If personal sympathies and antipathies can never stand up to the authority of Frith, how did this ideal of individualism come to take such a grip on our Folk? Particularly in America, where it was even further aggrandized to a “rugged individualism”. What causes someone to want to distance themselves from their people, their clan, or even their immediate family in extreme cases?
Well, we know the sacral locus of most Folk-religions is the Folk community itself. The sacrality of the community is expressed in rituals celebrating the relationship with their own gods and “promote a strong sense of in-group identification and loyalty.” In contrast universal religions have the salvation of the individual as the sacral locus. Gilbert Murray states “It is an atmosphere in which the aim of the good man is not so much to live justly, to help the society to which he belongs and enjoy the esteem of his fellow creatures; but rather, a means of a burning faith, by contempt for the world and its standards, by ecstasy, suffering and martyrdom, to be granted pardon for his unspeakable unworthiness.”
The Chinese experienced this in the third century when instead of the Confucian ideals of preservation of the body and perpetuation of the family, many turned to Buddhism with its celibacy and ritual acts of body mortification, albeit with much less impact.
People in individualist cultures are less aware of Innangard / Utangard boundaries. They show little emotional commitment or loyalty to the Innangard and do not hold a sense of common Wyrd with other members.
But this atomized existence is not in harmony with the cosmos (Xartus). Our Folk-Soul aches for those connections to be re-established. The dissonance of not living in harmony with the natural order or primal laws harms our Folk in various ways. Like a missing limb we experience that phantom pain. We have been taught independence is the goal to strive for, but interdependence is the ultimate goal. One moves from being wholly dependent as a child, to being independent, to reach our full potential though we must let go of that independence and become interdependent with the clan. g is the rune of sacrifice (making sacred). This is the mystery of the interdependence not just between men, but between the gods and men.

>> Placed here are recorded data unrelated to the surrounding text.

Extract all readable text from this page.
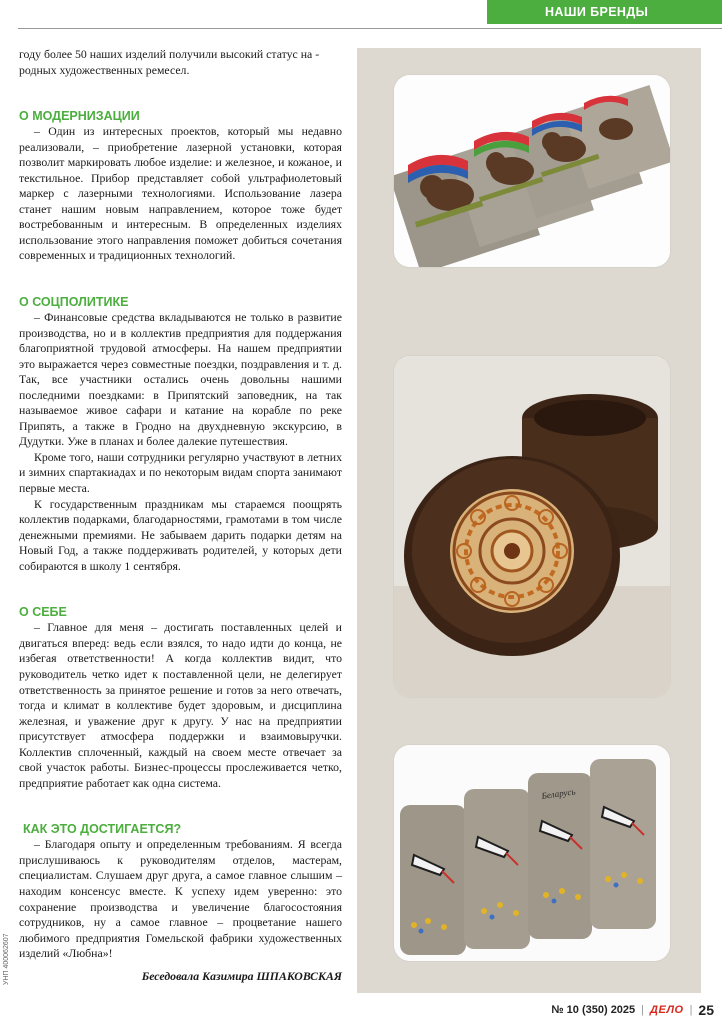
НАШИ БРЕНДЫ

году более 50 наших изделий получили высокий статус на -

родных художественных ремесел.

О МОДЕРНИЗАЦИИ

– Один из интересных проектов, который мы недавно реализовали, – приобретение лазерной установки, которая позволит маркировать любое изделие: и железное, и кожаное, и текстильное. Прибор представляет собой ультрафиолетовый маркер с лазерными технологиями. Использование лазера станет нашим новым направлением, которое тоже будет востребованным и интересным. В определенных изделиях использование этого направления поможет добиться сочетания современных и традиционных технологий.

О СОЦПОЛИТИКЕ

– Финансовые средства вкладываются не только в развитие производства, но и в коллектив предприятия для поддержания благоприятной трудовой атмосферы. На нашем предприятии это выражается через совместные поездки, поздравления и т. д. Так, все участники остались очень довольны нашими последними поездками: в Припятский заповедник, на так называемое живое сафари и катание на корабле по реке Припять, а также в Гродно на двухдневную экскурсию, в Дудутки. Уже в планах и более далекие путешествия.

Кроме того, наши сотрудники регулярно участвуют в летних и зимних спартакиадах и по некоторым видам спорта занимают первые места.

К государственным праздникам мы стараемся поощрять коллектив подарками, благодарностями, грамотами в том числе денежными премиями. Не забываем дарить подарки детям на Новый Год, а также поддерживать родителей, у которых дети собираются в школу 1 сентября.

О СЕБЕ

– Главное для меня – достигать поставленных целей и двигаться вперед: ведь если взялся, то надо идти до конца, не избегая ответственности! А когда коллектив видит, что руководитель четко идет к поставленной цели, не делегирует ответственность за принятое решение и готов за него отвечать, тогда и климат в коллективе будет здоровым, и дисциплина железная, и уважение друг к другу. У нас на предприятии присутствует атмосфера поддержки и взаимовыручки. Коллектив сплоченный, каждый на своем месте отвечает за свой участок работы. Бизнес-процессы прослеживается четко, предприятие работает как одна система.

КАК ЭТО ДОСТИГАЕТСЯ?

– Благодаря опыту и определенным требованиям. Я всегда прислушиваюсь к руководителям отделов, мастерам, специалистам. Слушаем друг друга, а самое главное слышим – находим консенсус вместе. К успеху идем уверенно: это сохранение производства и увеличение благосостояния сотрудников, ну а самое главное – процветание нашего любимого предприятия Гомельской фабрики художественных изделий «Любна»!

Беседовала Казимира ШПАКОВСКАЯ
УНП 400062607
Беларусь
№ 10 (350) 2025 | ДЕЛО | 25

Of all the baggage those of us raised Christian carry, this hyper-individualism is the most detrimental and hardest to shake. Some may even mistakenly come to Asatru for their individual bona fides (being Asatru to distance oneself from Christianity is not pious) and will either embrace the natural order of tribe over the individual, as is our folkway, or they will withdraw to their solitary practices, free of the obligations required by Frith. Individualism is the easy path, but it is not the right path. Freed from that limitation of individualism they grow stronger and make our folk stronger as a whole.
This is the deeper value of our motto “Asatru is about roots, it’s about connections, it’s about coming home.” Only within that fence of Frith do we find the freedom to become who we capable of being. It is here where the divine speaks the loudest to us, it reverberates off our members and is amplified in a way that is impossible for the individual. It requires sacrifice of the individual as exemplified by the All-Father. Óðinn did not sacrifice himself to himself to gain the knowledge of the runes for himself, he did it for the Æsir that they could bring order to the cosmos for the benefit of the descendants of Ask and Embla.